Jakarta -Â Sidang terkait sengketa Pemilihan Kepala Daerah (Pilkada)kota Makassar kembali berlanjut dengan memasuki acara Mendengarkan Jawaban Termohon, Keterangan Pihak Terkait dan Keterangan Bawaslu serta Pengesahan alat bukti para pihak.
Acara sidang berlangsung di Ruang Sidang Pleno, Mahkamah Konstitusi (MK) RI, pada Selasa (21/1) sore. Dimulai dari pihak Termohon dalam hal ini Komisi Pemilihan Umum (KPU) kota Makassar memberikan jawaban atas dalil yang dimohonkan oleh Pemohon.
Melalui kuasa hukum Termohon, Zahru Arqom menyatakan bahwa dalil yang menyebut KPU dan jajarannya menghambat pemilih menggunakan hak suaranya tidak benar adanya.

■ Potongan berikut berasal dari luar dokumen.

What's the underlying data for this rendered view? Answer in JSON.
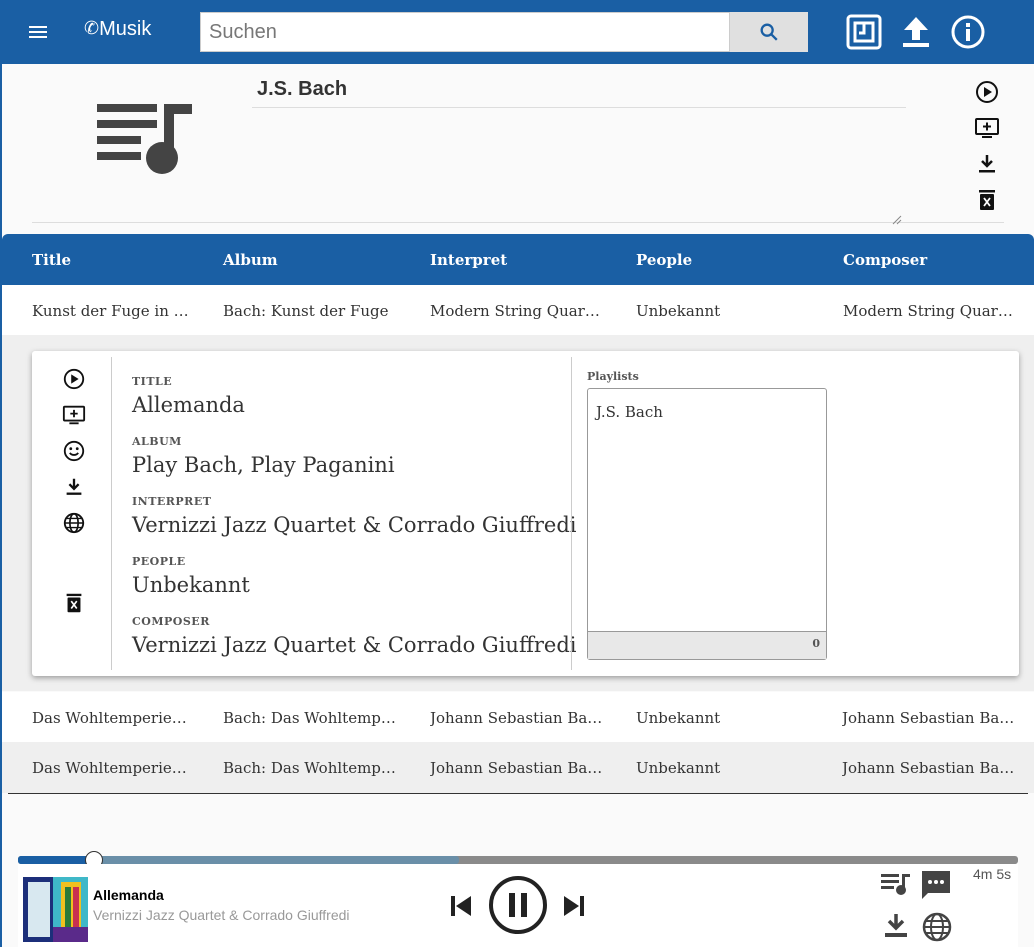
{
  "app": {
    "logo_text": "Musik"
  },
  "header": {
    "search_placeholder": "Suchen",
    "icons": [
      "menu-icon",
      "search-icon",
      "qr-code-icon",
      "upload-icon",
      "info-icon"
    ]
  },
  "playlist": {
    "name": "J.S. Bach",
    "actions": [
      "play-circle-icon",
      "add-to-queue-icon",
      "download-icon",
      "delete-icon"
    ]
  },
  "table": {
    "columns": [
      "Title",
      "Album",
      "Interpret",
      "People",
      "Composer"
    ],
    "rows": [
      [
        "Kunst der Fuge in …",
        "Bach: Kunst der Fuge",
        "Modern String Quar…",
        "Unbekannt",
        "Modern String Quar…"
      ],
      [
        "Das Wohltemperie…",
        "Bach: Das Wohltemp…",
        "Johann Sebastian Ba…",
        "Unbekannt",
        "Johann Sebastian Ba…"
      ],
      [
        "Das Wohltemperie…",
        "Bach: Das Wohltemp…",
        "Johann Sebastian Ba…",
        "Unbekannt",
        "Johann Sebastian Ba…"
      ]
    ]
  },
  "detail": {
    "fields": [
      {
        "label": "TITLE",
        "value": "Allemanda"
      },
      {
        "label": "ALBUM",
        "value": "Play Bach, Play Paganini"
      },
      {
        "label": "INTERPRET",
        "value": "Vernizzi Jazz Quartet & Corrado Giuffredi"
      },
      {
        "label": "PEOPLE",
        "value": "Unbekannt"
      },
      {
        "label": "COMPOSER",
        "value": "Vernizzi Jazz Quartet & Corrado Giuffredi"
      }
    ],
    "playlists_label": "Playlists",
    "playlists": [
      "J.S. Bach"
    ],
    "playlists_count": "0",
    "actions": [
      "play-circle-icon",
      "add-to-queue-icon",
      "emoji-icon",
      "download-icon",
      "globe-icon",
      "delete-icon"
    ]
  },
  "player": {
    "title": "Allemanda",
    "artist": "Vernizzi Jazz Quartet & Corrado Giuffredi",
    "duration": "4m 5s",
    "progress_played": 0.076,
    "progress_buffered": 0.441
  },
  "colors": {
    "primary": "#1a5fa4",
    "stripe": "#efefef"
  }
}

"Bahwa dalam tahapan pemilihan, Termohon KPU kota Makassar senantiasa melaksanakan sosialisasi dan menjalankan tahapan-tahapan," katanya.
Zahru juga menjelaskan C Pemberitahuan kepada para pemilih dijalankan sebagaimana mestinya, bahkan tiga hingga empat hari sebelum pemilihan masih tetap berjalan.
Terkait surat suara atau formulir pemilih yang masih tersisa bukan berarti KPU Makassar sengaja menghambat pemilih menggunakan hak suara, melainkan adanya beberapa variasi kasus yang ditemukan di lapangan.
"Terdapat beberapa varian, misalnya pemilih meninggal dunia, pindah alamat, pindah memilih, tidak dikenal, berubah status. Ini kembali (formulir pemilih) 192.567 atau kurang lebih 19 persen. Kemudian yang terdistribusi adalah sejumlah 844.597 atau 81 persen," ungkap Zahru Arqom.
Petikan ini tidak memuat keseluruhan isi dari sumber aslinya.